Tata Consultancy Services (TCS) announced findings from its TCS Risk & Cybersecurity Study, which reveal that cyber executives may not be sufficiently prioritising threats from vulnerabilities within the value chain, beyond the immediate boundaries of their own organisations.
When asked to rank where companies will see the greatest number of cyberattacks between now and 2025, ecosystem partners came in last place (10th).
At a time when enterprises are increasingly banking on digital ecosystems for their growth strategies, TCS’ survey shows that only 16 per cent of chief risk officers (CROs) and chief information security officers (CISOs) ranked digital ecosystems as a concern when assessing expected cyber targets, and only 14 per cent listed the risks from such ecosystems as the top priority arising out of board-level discussions, the report added.
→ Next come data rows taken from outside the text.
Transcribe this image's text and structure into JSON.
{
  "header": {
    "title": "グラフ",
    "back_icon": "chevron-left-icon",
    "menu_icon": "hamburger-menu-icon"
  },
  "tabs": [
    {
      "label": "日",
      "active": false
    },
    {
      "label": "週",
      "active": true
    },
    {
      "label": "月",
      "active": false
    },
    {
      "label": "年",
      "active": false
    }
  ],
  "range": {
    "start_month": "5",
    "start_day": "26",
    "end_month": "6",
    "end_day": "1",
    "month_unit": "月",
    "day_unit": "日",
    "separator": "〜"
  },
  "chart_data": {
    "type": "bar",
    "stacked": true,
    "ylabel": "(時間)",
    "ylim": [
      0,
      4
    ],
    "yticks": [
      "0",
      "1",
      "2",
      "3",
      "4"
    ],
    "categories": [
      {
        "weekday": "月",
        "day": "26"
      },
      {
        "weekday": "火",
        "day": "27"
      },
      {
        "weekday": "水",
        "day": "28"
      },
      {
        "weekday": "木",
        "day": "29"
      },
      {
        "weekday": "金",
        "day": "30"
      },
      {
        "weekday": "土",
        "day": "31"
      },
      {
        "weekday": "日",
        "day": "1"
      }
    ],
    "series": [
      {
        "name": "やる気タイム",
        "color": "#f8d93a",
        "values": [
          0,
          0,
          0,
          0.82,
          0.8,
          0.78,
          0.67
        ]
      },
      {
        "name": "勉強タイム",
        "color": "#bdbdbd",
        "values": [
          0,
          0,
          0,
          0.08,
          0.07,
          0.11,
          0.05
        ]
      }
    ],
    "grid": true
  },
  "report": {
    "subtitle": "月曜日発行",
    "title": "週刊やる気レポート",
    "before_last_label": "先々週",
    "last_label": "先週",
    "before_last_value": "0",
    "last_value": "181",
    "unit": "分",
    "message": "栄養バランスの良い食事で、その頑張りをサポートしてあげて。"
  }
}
“Companies across the globe are increasingly turning to digital ecosystems of partners, vendors, and even competitors to reimagine and grow their business. Ignoring the threats originating from these ecosystems represents a blind spot that needs to be addressed urgently. One way of reducing the probability of an attack within digital supply chains is to implement a ‘zero trust’ policy—a framework based on the principle of ‘never trust, always verify,’ applied not only to humans but also machines,” said Santha Subramoni, Global Head, Cybersecurity, TCS.
When mapping out priorities between now and 2025, CISOs rank governance, strategy, and talent acquisition highly. Ranking highest is the prioritisation of the security posture of the company and defining the controls and standards. Ranked second is establishing a more robust cybersecurity strategy, followed by investing in security talent acquisition and development.
Talent Retention
The study also found that talent retention directly correlates with how a company stores its information. Cloud-positive organisations were found to have a slight advantage in retaining and recruiting talent with notoriously hard-to-find cyber skills, compared to those companies who think that on-premises or traditional data centre security is preferable to what is available via the cloud.
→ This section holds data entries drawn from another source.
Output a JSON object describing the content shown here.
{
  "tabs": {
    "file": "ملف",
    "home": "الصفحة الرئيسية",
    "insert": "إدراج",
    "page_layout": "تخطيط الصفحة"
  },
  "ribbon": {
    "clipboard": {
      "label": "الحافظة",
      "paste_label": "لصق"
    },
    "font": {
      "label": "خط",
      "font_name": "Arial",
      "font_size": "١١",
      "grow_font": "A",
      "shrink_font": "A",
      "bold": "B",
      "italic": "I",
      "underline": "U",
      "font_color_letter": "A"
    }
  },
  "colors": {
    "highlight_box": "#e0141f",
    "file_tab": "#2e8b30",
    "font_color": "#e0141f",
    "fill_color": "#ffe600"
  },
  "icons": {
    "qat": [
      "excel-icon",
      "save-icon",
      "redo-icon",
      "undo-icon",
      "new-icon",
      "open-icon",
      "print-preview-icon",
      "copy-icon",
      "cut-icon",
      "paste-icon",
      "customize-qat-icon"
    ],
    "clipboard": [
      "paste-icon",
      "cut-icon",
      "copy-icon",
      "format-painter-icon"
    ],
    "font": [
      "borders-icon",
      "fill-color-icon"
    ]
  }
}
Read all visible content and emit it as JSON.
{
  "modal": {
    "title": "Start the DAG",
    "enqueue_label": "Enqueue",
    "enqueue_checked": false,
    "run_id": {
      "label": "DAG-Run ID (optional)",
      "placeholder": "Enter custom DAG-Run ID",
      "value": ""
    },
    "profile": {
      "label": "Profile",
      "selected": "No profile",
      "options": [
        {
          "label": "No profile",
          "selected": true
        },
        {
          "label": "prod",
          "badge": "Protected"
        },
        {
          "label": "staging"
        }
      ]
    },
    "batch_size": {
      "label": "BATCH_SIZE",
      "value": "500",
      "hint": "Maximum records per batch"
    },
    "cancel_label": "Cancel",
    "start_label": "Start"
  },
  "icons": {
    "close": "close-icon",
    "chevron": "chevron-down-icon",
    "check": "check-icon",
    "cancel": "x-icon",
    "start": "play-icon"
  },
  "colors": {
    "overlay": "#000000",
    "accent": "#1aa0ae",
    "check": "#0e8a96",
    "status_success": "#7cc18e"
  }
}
In fact, embracing cloud platforms gives companies a five-point advantage in recruiting and retaining talent with cyber risk and security skills.
“As businesses look to keep up with rapidly evolving complexities in cybersecurity, the talent gap is widening. Demonstrating a serious commitment to cybersecurity by sustained attention from senior leadership, funding, and process changes will be vital to recruiting and retaining top talent,” said Bob Scalise, Managing Partner, Risk and Cyber Strategy, TCS.
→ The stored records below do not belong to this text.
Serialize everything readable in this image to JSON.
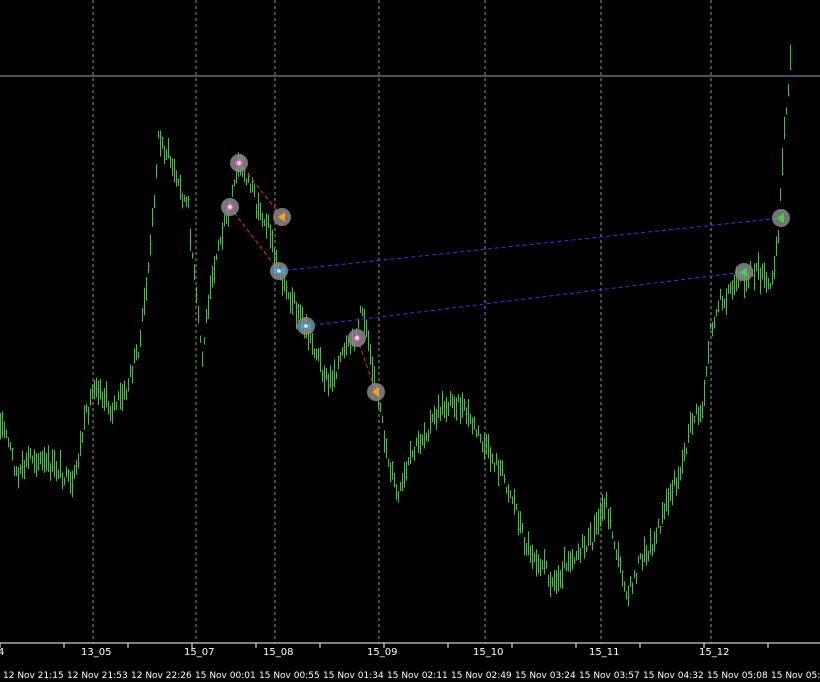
{
  "chart": {
    "background": "#000000",
    "bar_color": "#32CD32",
    "grid_color": "#c0c0c0",
    "price_line_color": "#8fa3bf",
    "deal_line_buy_color": "#1e3cff",
    "deal_line_sell_color": "#ff2020",
    "axis_color": "#ffffff"
  },
  "period_separators": [
    {
      "label": "13_05"
    },
    {
      "label": "15_07"
    },
    {
      "label": "15_08"
    },
    {
      "label": "15_09"
    },
    {
      "label": "15_10"
    },
    {
      "label": "15_11"
    },
    {
      "label": "15_12"
    }
  ],
  "left_edge_label": "4",
  "time_axis": [
    "12 Nov 21:15",
    "12 Nov 21:53",
    "12 Nov 22:26",
    "15 Nov 00:01",
    "15 Nov 00:55",
    "15 Nov 01:34",
    "15 Nov 02:11",
    "15 Nov 02:49",
    "15 Nov 03:24",
    "15 Nov 03:57",
    "15 Nov 04:32",
    "15 Nov 05:08",
    "15 Nov 05:4"
  ],
  "trade_markers": [
    {
      "type": "sell-entry",
      "icon": "pink-diamond-arrow"
    },
    {
      "type": "sell-entry",
      "icon": "pink-diamond-arrow"
    },
    {
      "type": "sell-exit",
      "icon": "orange-triangle"
    },
    {
      "type": "buy-entry",
      "icon": "blue-cross-arrow"
    },
    {
      "type": "buy-entry",
      "icon": "blue-cross-arrow"
    },
    {
      "type": "sell-entry",
      "icon": "pink-diamond-arrow"
    },
    {
      "type": "sell-exit",
      "icon": "orange-triangle"
    },
    {
      "type": "buy-exit",
      "icon": "green-triangle"
    },
    {
      "type": "buy-exit",
      "icon": "green-triangle"
    }
  ]
}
The study also highlights that some corporate boards may not be sufficiently focused on cyber risks.
One in six respondents reported that their corporate board of directors considers issues related to cyber risk and security only “occasionally, as necessary, or never.” Companies with higher-than-average revenue and profit growth are more likely to discuss cybersecurity at every board meeting.
Sixty-two percent of companies are now as or more comfortable with the security provided by cloud platforms than that of on-premises and traditional data centres suggesting that the common concern about the cloud in its early days is fading.